In response to Dr. Richard Stepp's comments about the "sievert" ("Screaming Atoms and Headlines," March 31): The sievert uses a "weighing" factor that gives different values for different types of radiation and different types of exposed tissue. In this way they attempt to use a single measurement to cover all radiation. The sievert is only relevant regarding health risks from acute exposure and does not take into account the long-term cancer risks from internal emitters. The sievert treats all radiation as though the substance that emitted it were not present. In that way, the sievert is a misleading measurement for the long-term health risks of pollution from a nuke plant.
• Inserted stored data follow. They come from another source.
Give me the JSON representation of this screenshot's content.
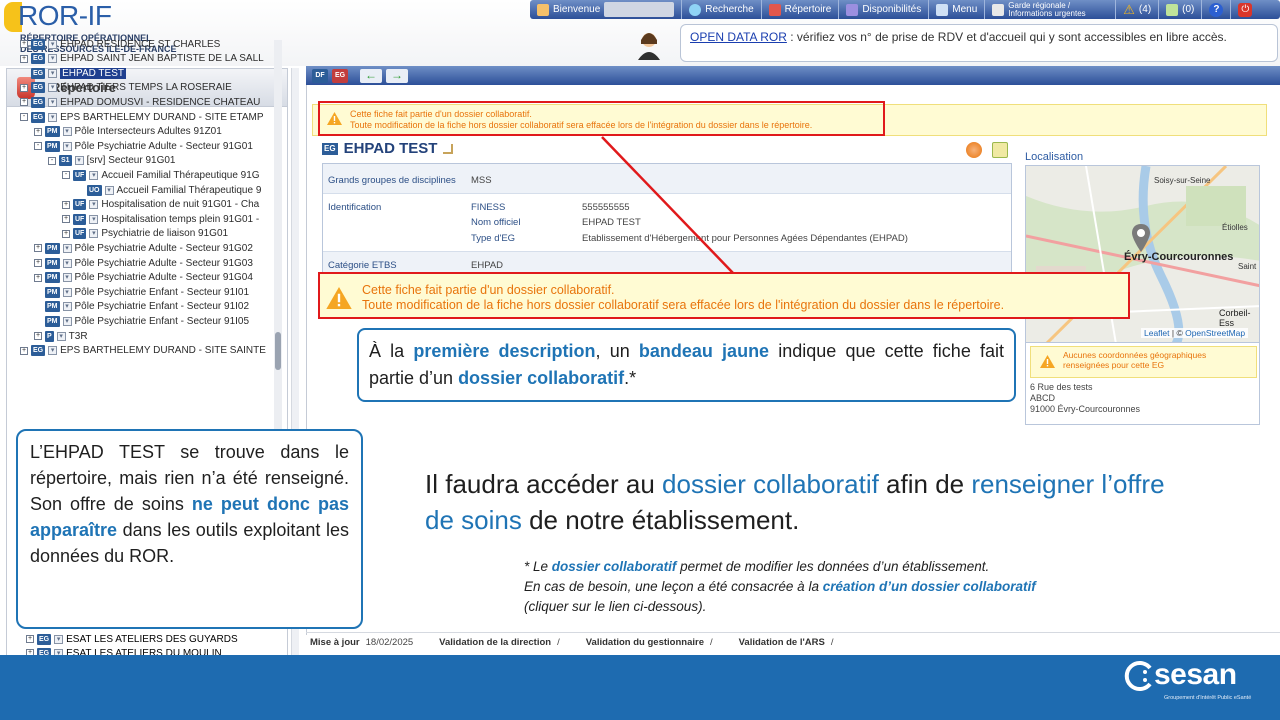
{
  "header": {
    "logo_title": "ROR-IF",
    "logo_sub_line1": "RÉPERTOIRE OPÉRATIONNEL",
    "logo_sub_line2": "DES RESSOURCES ÎLE-DE-FRANCE",
    "nav": [
      {
        "label": "Bienvenue",
        "icon": "user-icon"
      },
      {
        "label": "Recherche",
        "icon": "search-icon"
      },
      {
        "label": "Répertoire",
        "icon": "book-icon"
      },
      {
        "label": "Disponibilités",
        "icon": "calendar-icon"
      },
      {
        "label": "Menu",
        "icon": "monitor-icon"
      },
      {
        "label": "Garde régionale / Informations urgentes",
        "icon": "document-icon"
      },
      {
        "label": "(4)",
        "icon": "warning-icon"
      },
      {
        "label": "(0)",
        "icon": "mail-icon"
      },
      {
        "label": "?",
        "icon": "help-icon"
      },
      {
        "label": "",
        "icon": "power-icon"
      }
    ],
    "notice_link": "OPEN DATA ROR",
    "notice_text": " : vérifiez vos n° de prise de RDV et d'accueil qui y sont accessibles en libre accès."
  },
  "sidebar": {
    "title": "Répertoire",
    "items": [
      {
        "tag": "EG",
        "label": "EHPAD RESIDENCE ST CHARLES",
        "indent": 0,
        "exp": "+"
      },
      {
        "tag": "EG",
        "label": "EHPAD SAINT JEAN BAPTISTE DE LA SALL",
        "indent": 0,
        "exp": "+"
      },
      {
        "tag": "EG",
        "label": "EHPAD TEST",
        "indent": 0,
        "exp": "",
        "selected": true
      },
      {
        "tag": "EG",
        "label": "EHPAD TIERS TEMPS LA ROSERAIE",
        "indent": 0,
        "exp": "+"
      },
      {
        "tag": "EG",
        "label": "EHPAD DOMUSVI - RESIDENCE CHATEAU",
        "indent": 0,
        "exp": "+"
      },
      {
        "tag": "EG",
        "label": "EPS BARTHELEMY DURAND - SITE ETAMP",
        "indent": 0,
        "exp": "-"
      },
      {
        "tag": "PM",
        "label": "Pôle Intersecteurs Adultes 91Z01",
        "indent": 1,
        "exp": "+"
      },
      {
        "tag": "PM",
        "label": "Pôle Psychiatrie Adulte - Secteur 91G01",
        "indent": 1,
        "exp": "-"
      },
      {
        "tag": "S1",
        "label": "[srv] Secteur 91G01",
        "indent": 2,
        "exp": "-"
      },
      {
        "tag": "UF",
        "label": "Accueil Familial Thérapeutique 91G",
        "indent": 3,
        "exp": "-"
      },
      {
        "tag": "UO",
        "label": "Accueil Familial Thérapeutique 9",
        "indent": 4,
        "exp": ""
      },
      {
        "tag": "UF",
        "label": "Hospitalisation de nuit 91G01 - Cha",
        "indent": 3,
        "exp": "+"
      },
      {
        "tag": "UF",
        "label": "Hospitalisation temps plein 91G01 -",
        "indent": 3,
        "exp": "+"
      },
      {
        "tag": "UF",
        "label": "Psychiatrie de liaison 91G01",
        "indent": 3,
        "exp": "+"
      },
      {
        "tag": "PM",
        "label": "Pôle Psychiatrie Adulte - Secteur 91G02",
        "indent": 1,
        "exp": "+"
      },
      {
        "tag": "PM",
        "label": "Pôle Psychiatrie Adulte - Secteur 91G03",
        "indent": 1,
        "exp": "+"
      },
      {
        "tag": "PM",
        "label": "Pôle Psychiatrie Adulte - Secteur 91G04",
        "indent": 1,
        "exp": "+"
      },
      {
        "tag": "PM",
        "label": "Pôle Psychiatrie Enfant - Secteur 91I01",
        "indent": 1,
        "exp": ""
      },
      {
        "tag": "PM",
        "label": "Pôle Psychiatrie Enfant - Secteur 91I02",
        "indent": 1,
        "exp": ""
      },
      {
        "tag": "PM",
        "label": "Pôle Psychiatrie Enfant - Secteur 91I05",
        "indent": 1,
        "exp": ""
      },
      {
        "tag": "P",
        "label": "T3R",
        "indent": 1,
        "exp": "+"
      },
      {
        "tag": "EG",
        "label": "EPS BARTHELEMY DURAND - SITE SAINTE",
        "indent": 0,
        "exp": "+"
      }
    ],
    "bottom_items": [
      {
        "tag": "EG",
        "label": "ESAT LES ATELIERS DES GUYARDS"
      },
      {
        "tag": "EG",
        "label": "ESAT LES ATELIERS DU MOULIN"
      }
    ]
  },
  "toolbar": {
    "df": "DF",
    "eg": "EG",
    "back": "←",
    "forward": "→"
  },
  "fiche": {
    "banner_line1": "Cette fiche fait partie d'un dossier collaboratif.",
    "banner_line2": "Toute modification de la fiche hors dossier collaboratif sera effacée lors de l'intégration du dossier dans le répertoire.",
    "tag": "EG",
    "name": "EHPAD TEST",
    "rows": {
      "ggd_label": "Grands groupes de disciplines",
      "ggd_value": "MSS",
      "ident_label": "Identification",
      "finess_label": "FINESS",
      "finess_value": "555555555",
      "nom_label": "Nom officiel",
      "nom_value": "EHPAD TEST",
      "type_label": "Type d'EG",
      "type_value": "Etablissement d'Hébergement pour Personnes Agées Dépendantes (EHPAD)",
      "cat_label": "Catégorie ETBS",
      "cat_value": "EHPAD"
    }
  },
  "localisation": {
    "title": "Localisation",
    "map_labels": {
      "soisy": "Soisy-sur-Seine",
      "etiolles": "Étiolles",
      "evry": "Évry-Courcouronnes",
      "saint": "Saint",
      "corbeil": "Corbeil-Ess"
    },
    "credit_leaflet": "Leaflet",
    "credit_sep": " | © ",
    "credit_osm": "OpenStreetMap",
    "geo_warning": "Aucunes coordonnées géographiques renseignées pour cette EG",
    "addr1": "6 Rue des tests",
    "addr2": "ABCD",
    "addr3": "91000 Évry-Courcouronnes"
  },
  "callout1": {
    "p1": "À la ",
    "h1": "première description",
    "p2": ", un ",
    "h2": "bandeau jaune",
    "p3": " indique que cette fiche fait partie d’un ",
    "h3": "dossier collaboratif",
    "p4": ".*"
  },
  "callout2": {
    "p1": "L’EHPAD TEST se trouve dans le répertoire, mais rien n’a été renseigné. Son offre de soins ",
    "h1": "ne peut donc pas apparaître",
    "p2": " dans les outils exploitant les données du ROR."
  },
  "main_text": {
    "p1": "Il faudra accéder au ",
    "h1": "dossier collaboratif",
    "p2": " afin de ",
    "h2": "renseigner l’offre de soins",
    "p3": " de notre établissement."
  },
  "footnote": {
    "p1": "* Le ",
    "h1": "dossier collaboratif",
    "p2": " permet de modifier les données d’un établissement.",
    "p3": "En cas de besoin, une leçon a été consacrée à la ",
    "h2": "création d’un dossier collaboratif",
    "p4": "(cliquer sur le lien ci-dessous)."
  },
  "statusbar": {
    "maj_label": "Mise à jour",
    "maj_value": "18/02/2025",
    "direction": "Validation de la direction",
    "gestionnaire": "Validation du gestionnaire",
    "ars": "Validation de l'ARS",
    "sep": "/"
  },
  "footer": {
    "brand": "sesan",
    "brand_sub": "Groupement d'Intérêt Public eSanté"
  },
  "colors": {
    "accent_blue": "#1f74b5",
    "warning_orange": "#e8740c",
    "highlight_red": "#e0191b",
    "banner_yellow": "#fffbd3"
  }
}
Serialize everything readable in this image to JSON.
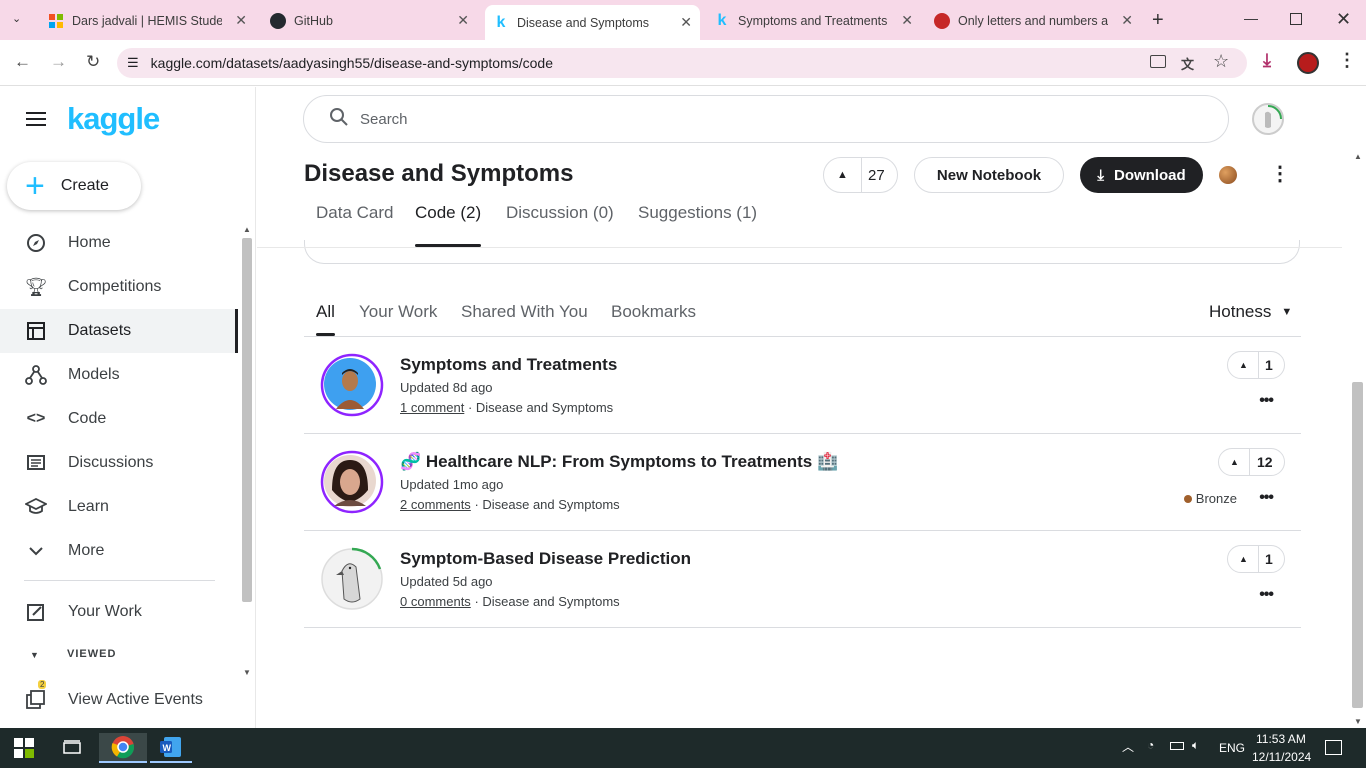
{
  "browser": {
    "tabs": [
      {
        "title": "Dars jadvali | HEMIS Student",
        "icon": "windows-grid-icon"
      },
      {
        "title": "GitHub",
        "icon": "github-icon"
      },
      {
        "title": "Disease and Symptoms",
        "icon": "kaggle-k-icon",
        "active": true
      },
      {
        "title": "Symptoms and Treatments |",
        "icon": "kaggle-k-icon"
      },
      {
        "title": "Only letters and numbers all",
        "icon": "red-circle-icon"
      }
    ],
    "url": "kaggle.com/datasets/aadyasingh55/disease-and-symptoms/code"
  },
  "sidebar": {
    "logo": "kaggle",
    "create_label": "Create",
    "items": [
      {
        "label": "Home",
        "icon": "compass-icon"
      },
      {
        "label": "Competitions",
        "icon": "trophy-icon"
      },
      {
        "label": "Datasets",
        "icon": "table-icon",
        "selected": true
      },
      {
        "label": "Models",
        "icon": "models-icon"
      },
      {
        "label": "Code",
        "icon": "code-icon"
      },
      {
        "label": "Discussions",
        "icon": "discussions-icon"
      },
      {
        "label": "Learn",
        "icon": "learn-icon"
      },
      {
        "label": "More",
        "icon": "chevron-down-icon"
      }
    ],
    "your_work": "Your Work",
    "viewed_label": "VIEWED",
    "active_events": "View Active Events",
    "events_badge": "2"
  },
  "search": {
    "placeholder": "Search"
  },
  "dataset": {
    "title": "Disease and Symptoms",
    "votes": "27",
    "new_notebook": "New Notebook",
    "download": "Download",
    "tabs": [
      "Data Card",
      "Code (2)",
      "Discussion (0)",
      "Suggestions (1)"
    ]
  },
  "filter": {
    "tabs": [
      "All",
      "Your Work",
      "Shared With You",
      "Bookmarks"
    ],
    "sort": "Hotness"
  },
  "notebooks": [
    {
      "title": "Symptoms and Treatments",
      "updated": "Updated 8d ago",
      "comments": "1 comment",
      "source": "· Disease and Symptoms",
      "votes": "1",
      "medal": ""
    },
    {
      "title": "🧬 Healthcare NLP: From Symptoms to Treatments 🏥",
      "updated": "Updated 1mo ago",
      "comments": "2 comments",
      "source": "· Disease and Symptoms",
      "votes": "12",
      "medal": "Bronze"
    },
    {
      "title": "Symptom-Based Disease Prediction",
      "updated": "Updated 5d ago",
      "comments": "0 comments",
      "source": "· Disease and Symptoms",
      "votes": "1",
      "medal": ""
    }
  ],
  "taskbar": {
    "lang": "ENG",
    "time": "11:53 AM",
    "date": "12/11/2024"
  },
  "colors": {
    "kaggle_blue": "#20beff",
    "dark": "#202124",
    "tab_bg": "#f7d9e8"
  }
}
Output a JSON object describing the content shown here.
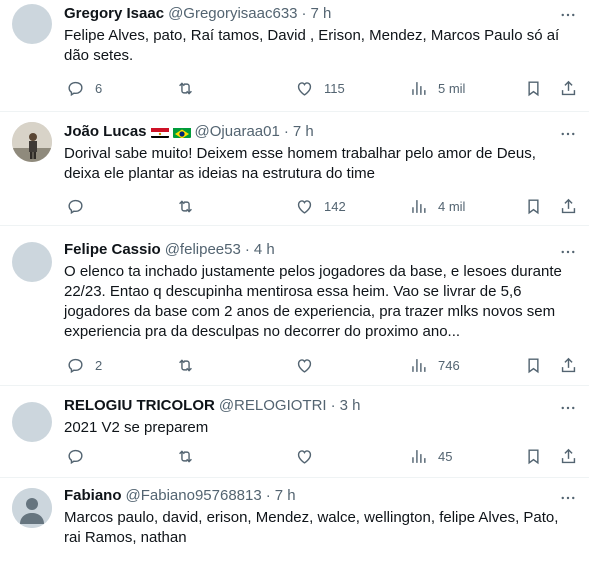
{
  "tweets": [
    {
      "name": "Gregory Isaac",
      "handle": "@Gregoryisaac633",
      "time": "7 h",
      "text": "Felipe Alves, pato, Raí tamos, David , Erison, Mendez, Marcos Paulo só aí dão setes.",
      "replies": "6",
      "retweets": "",
      "likes": "115",
      "views": "5 mil",
      "avatar": "plain-gray"
    },
    {
      "name": "João Lucas",
      "handle": "@Ojuaraa01",
      "time": "7 h",
      "flags": [
        "flag-egypt-icon",
        "flag-brazil-icon"
      ],
      "text": "Dorival sabe muito! Deixem esse homem trabalhar pelo amor de Deus, deixa ele plantar as ideias na estrutura do time",
      "replies": "",
      "retweets": "",
      "likes": "142",
      "views": "4 mil",
      "avatar": "photo"
    },
    {
      "name": "Felipe Cassio",
      "handle": "@felipee53",
      "time": "4 h",
      "text": "O elenco ta inchado justamente pelos jogadores da base, e lesoes durante 22/23. Entao q descupinha mentirosa essa heim. Vao se livrar de 5,6 jogadores da base com 2 anos de experiencia, pra trazer mlks novos sem experiencia pra da desculpas no decorrer do proximo ano...",
      "replies": "2",
      "retweets": "",
      "likes": "",
      "views": "746",
      "avatar": "plain-gray"
    },
    {
      "name": "RELOGIU TRICOLOR",
      "handle": "@RELOGIOTRI",
      "time": "3 h",
      "text": "2021 V2 se preparem",
      "replies": "",
      "retweets": "",
      "likes": "",
      "views": "45",
      "avatar": "plain-gray"
    },
    {
      "name": "Fabiano",
      "handle": "@Fabiano95768813",
      "time": "7 h",
      "text": "Marcos paulo, david, erison, Mendez, walce, wellington, felipe Alves, Pato, rai Ramos, nathan",
      "avatar": "default-person"
    }
  ],
  "separator": "·",
  "colors": {
    "text": "#0f1419",
    "secondary": "#536471",
    "divider": "#eff3f4",
    "avatar": "#ccd6dd"
  },
  "icons": [
    "more-icon",
    "reply-icon",
    "retweet-icon",
    "like-icon",
    "views-icon",
    "bookmark-icon",
    "share-icon"
  ]
}
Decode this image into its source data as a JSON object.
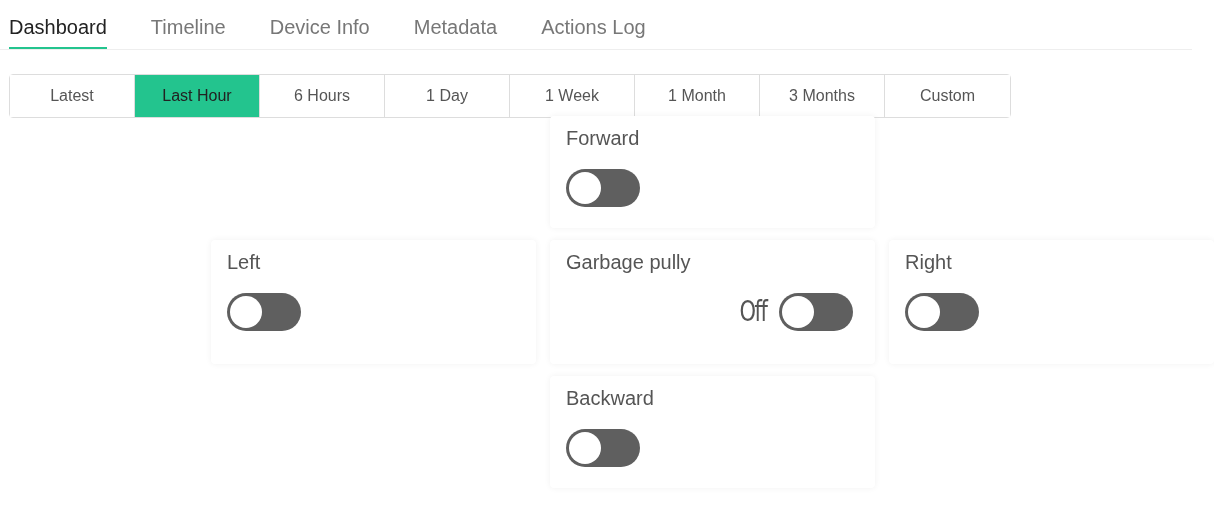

Dr. Stepp's comparison of the radiation dose from Fukushima to a drive to Blue Lake on a sunny day would probably not be accurate, measured in sieverts, unless you drove a convertible with the top down. The roof of the vehicle will shield you from most cosmic radiation. In the convertible, however, you might well get a sunburn. A sunburn is a dangerous radiation burn that may cause cancer at some point in the future.

On the other hand, Dr. Stepp is correct in that the radiation from Fukushima is quite dilute by the time it arrives here. Coal-fired power plants here in the United States pump far more radioactive uranium into our atmosphere than we will likely encounter from Fukushima. Multiple carcinogenic toxins in our environment make it very hard to pin down specific events to the cancers they cause. However, as our exposure to these carcinogens increases, so does our cancer rate.

Finally, if I choose to drive to Blue Lake on a sunny day, I take my life in my own hands. If I breath plutonium from Fukushima, get lung cancer and die, that's manslaughter, no matter how far-flung or dilute it was when it got here.